L’addestramento dei sistemi di intelligenza artificiale richiede miliardi di litri d’acqua

L'intelligenza artificiale beve più acqua di te, ecco i consumi che mettono a rischio l'ambiente

Quando si pensa all'intelligenza artificiale, difficilmente si riesce a pensare a beni primari come l'acqua. Sì, perché dietro la rivoluzione digitale si nasconde un problema sempre più evidente: il consumo idrico necessario per alimentare e raffreddare i sistemi che rendono possibile il mondo connesso. Il tema è emerso con forza durante l’ultimo Digital Sustainability Day, organizzato dalla Fondazione per la Sostenibilità Digitale, dove esperti del settore hanno acceso i riflettori su un aspetto spesso ignorato del progresso tecnologico: la sete dell’intelligenza artificiale.

A lanciare l’allarme è stato Marco Barra Caracciolo, presidente e AD di Bludigit, società del gruppo Italgas: nei prossimi anni, per addestrare tutti i sistemi di intelligenza artificiale generativa, saranno necessari circa 6 miliardi di litri d’acqua. Una cifra enorme, che corrisponde al consumo annuo di acqua di decine di migliaia di famiglie.

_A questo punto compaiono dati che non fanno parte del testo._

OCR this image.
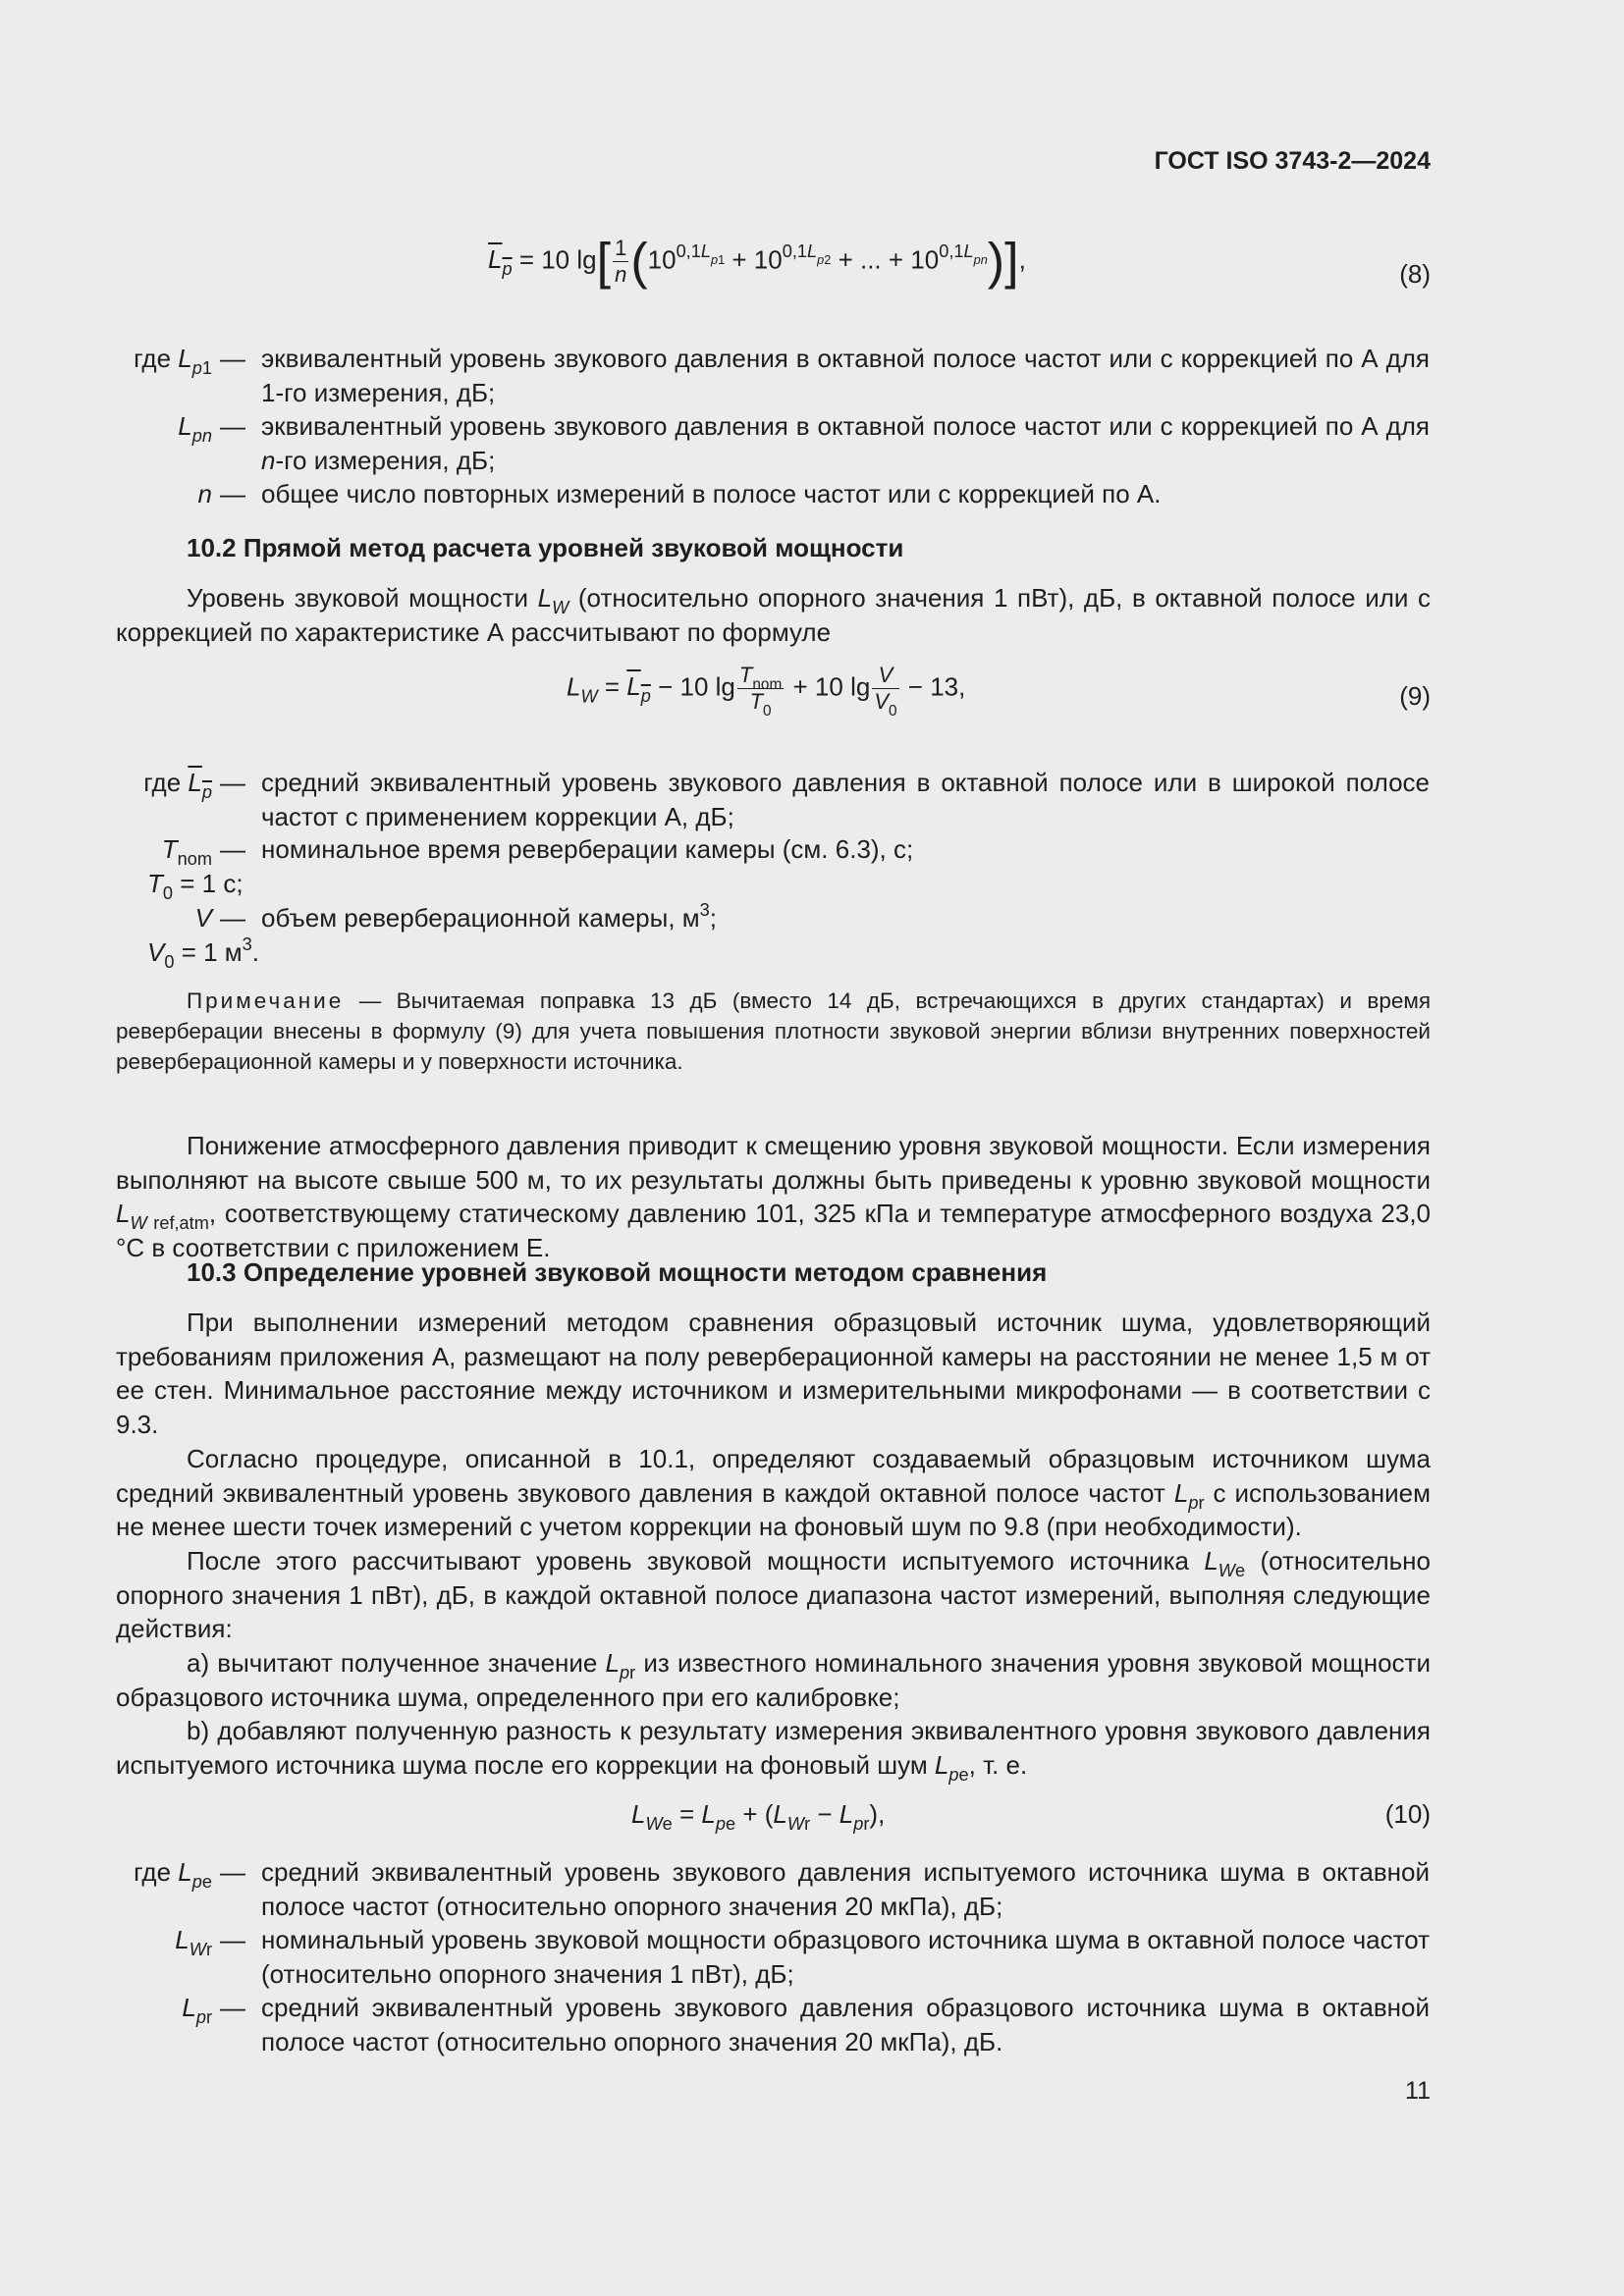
ГОСТ ISO 3743-2—2024
$L_p = 10$ $\lg[ \frac{1}{n} (10^{0,1L_{p1}} + 10^{0,1L_{p2}}$ + ... + $10^{0,1L_{pn}}$)],	(8)
где $L_{p1}$ — эквивалентный уровень звукового давления в октавной полосе частот или с коррекцией по А для 1-го измерения, дБ;
$L_{pn}$ — эквивалентный уровень звукового давления в октавной полосе частот или с коррекцией по А для n-го измерения, дБ;
n — общее число повторных измерений в полосе частот или с коррекцией по А.
10.2 Прямой метод расчета уровней звуковой мощности
Уровень звуковой мощности $L_W$ (относительно опорного значения 1 пВт), дБ, в октавной полосе или с коррекцией по характеристике А рассчитывают по формуле
$L_W = L_p - 10$ $\lg \frac{T_{nom}}{T_0} + 10$ $\lg \frac{V}{V_0} - 13$,	(9)
где $L_p$ — средний эквивалентный уровень звукового давления в октавной полосе или в широкой полосе частот с применением коррекции А, дБ;
$T_{nom}$ — номинальное время реверберации камеры (см. 6.3), с;
$T_0 = 1$ с;
V — объем реверберационной камеры, $м^3$;
$V_0 = 1$ $м^3$.
Примечание — Вычитаемая поправка 13 дБ (вместо 14 дБ, встречающихся в других стандартах) и время реверберации внесены в формулу (9) для учета повышения плотности звуковой энергии вблизи внутренних поверхностей реверберационной камеры и у поверхности источника.
Понижение атмосферного давления приводит к смещению уровня звуковой мощности. Если измерения выполняют на высоте свыше 500 м, то их результаты должны быть приведены к уровню звуковой мощности $L_{W ref,atm}$, соответствующему статическому давлению 101, 325 кПа и температуре атмосферного воздуха 23,0 °С в соответствии с приложением Е.
10.3 Определение уровней звуковой мощности методом сравнения
При выполнении измерений методом сравнения образцовый источник шума, удовлетворяющий требованиям приложения А, размещают на полу реверберационной камеры на расстоянии не менее 1,5 м от ее стен. Минимальное расстояние между источником и измерительными микрофонами — в соответствии с 9.3.
Согласно процедуре, описанной в 10.1, определяют создаваемый образцовым источником шума средний эквивалентный уровень звукового давления в каждой октавной полосе частот $L_{pr}$ с использованием не менее шести точек измерений с учетом коррекции на фоновый шум по 9.8 (при необходимости).
После этого рассчитывают уровень звуковой мощности испытуемого источника $L_{We}$ (относительно опорного значения 1 пВт), дБ, в каждой октавной полосе диапазона частот измерений, выполняя следующие действия:
a) вычитают полученное значение $L_{pr}$ из известного номинального значения уровня звуковой мощности образцового источника шума, определенного при его калибровке;
b) добавляют полученную разность к результату измерения эквивалентного уровня звукового давления испытуемого источника шума после его коррекции на фоновый шум $L_{pe}$, т. е.
$L_{We} = L_{pe} + (L_{Wr} - L_{pr})$,	(10)
где $L_{pe}$ — средний эквивалентный уровень звукового давления испытуемого источника шума в октавной полосе частот (относительно опорного значения 20 мкПа), дБ;
$L_{Wr}$ — номинальный уровень звуковой мощности образцового источника шума в октавной полосе частот (относительно опорного значения 1 пВт), дБ;
$L_{pr}$ — средний эквивалентный уровень звукового давления образцового источника шума в октавной полосе частот (относительно опорного значения 20 мкПа), дБ.
11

L’acqua serve a raffreddare i data center, giganteschi complessi industriali dove si trovano i server che gestiscono i nostri dati e i calcoli dei modelli di IA. Quando queste macchine lavorano a pieno ritmo – soprattutto durante le fasi di addestramento di modelli linguistici e predittivi – producono calore che deve essere dissipato. Ed è proprio qui che entra in gioco l’acqua, usata nei sistemi di raffreddamento per garantire il corretto funzionamento delle infrastrutture digitali. L’impatto è ancora più critico in un Paese come l’Italia, dove la rete idrica perde circa il 50% dell’acqua potabile e la siccità è diventata un problema strutturale, in particolare al Sud. “In un contesto come questo, l’uso dell’acqua per alimentare il digitale impone una riflessione sulla reale sostenibilità di questo modello di sviluppo”, spiega Stefano Epifani, presidente della Fondazione.

Il settore agricolo, che è il maggiore consumatore d’acqua, guarda con preoccupazione alla riduzione delle risorse disponibili. Eppure, è proprio qui che la tecnologia potrebbe fare la differenza. L’adozione di sensori e sistemi intelligenti per l’irrigazione, ad esempio, potrebbe ridurre del 50% il consumo d’acqua nei campi, garantendo efficienza e risparmio. “La sostenibilità digitale – dice Epifani – non significa solo calcolare le emissioni o i litri d’acqua consumati da un sistema. Significa anche valutare quanto risparmio quella stessa tecnologia può generare altrove, in termini di energia, risorse e tempo”.